Begleiteter Umgang

 

Begleiteter Umgang bietet Eltern, denen es wegen Spannungen und Konflikten nicht gelingt, den Kontakt zum getrennt lebenden Elternteil zu regeln, Unterstützungsmöglichkeiten an. Ziel ist es, den Eltern-Kind-Kontakt nach Trennung und Scheidung aufrecht zu erhalten oder aufzubauen.

 

Über 650 Begleitete Umgänge fanden seit dem Start des Projekts 1999 in den Räumlichkeiten des Deutschen Kinderschutzbundes Memmingen-Unterallgäu e.V. statt.

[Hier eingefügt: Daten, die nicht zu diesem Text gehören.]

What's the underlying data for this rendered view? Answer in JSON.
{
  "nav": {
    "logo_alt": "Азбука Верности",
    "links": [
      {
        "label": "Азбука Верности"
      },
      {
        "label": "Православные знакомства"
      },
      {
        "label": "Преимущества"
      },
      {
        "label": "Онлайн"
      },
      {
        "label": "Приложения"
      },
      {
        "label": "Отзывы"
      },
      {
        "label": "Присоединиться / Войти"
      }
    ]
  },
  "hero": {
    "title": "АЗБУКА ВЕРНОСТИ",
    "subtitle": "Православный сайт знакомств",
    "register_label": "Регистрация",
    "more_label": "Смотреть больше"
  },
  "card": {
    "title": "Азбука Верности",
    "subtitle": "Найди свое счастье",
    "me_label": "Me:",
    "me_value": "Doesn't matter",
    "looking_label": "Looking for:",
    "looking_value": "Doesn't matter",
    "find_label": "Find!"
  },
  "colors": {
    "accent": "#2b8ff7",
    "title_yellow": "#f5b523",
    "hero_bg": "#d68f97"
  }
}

Hinter diesen Zahlen verbergen sich viele, manchmal schwere Familienschicksale. Immer galt die Priorität dem Bemühen, wenn möglich und verantwortlich, den Kindern den Kontakt zu dem Elternteil zu ermöglichen, bei dem sie nicht leben. Selbst wenn der Kontakt in einer schwierigen Phase zum Beispiel in der akuten Trennungsphase nicht einfach zu realisieren ist, profitieren Kinder langfristig davon, einen realistischen Kontakt zum getrennt lebenden Elternteil zu haben. Ansonsten besteht die Gefahr der Idealisierung oder der totalen Abwertung. Beides ist für die gesunde Entwicklung eines Kindes oder Jugendlichen schädlich.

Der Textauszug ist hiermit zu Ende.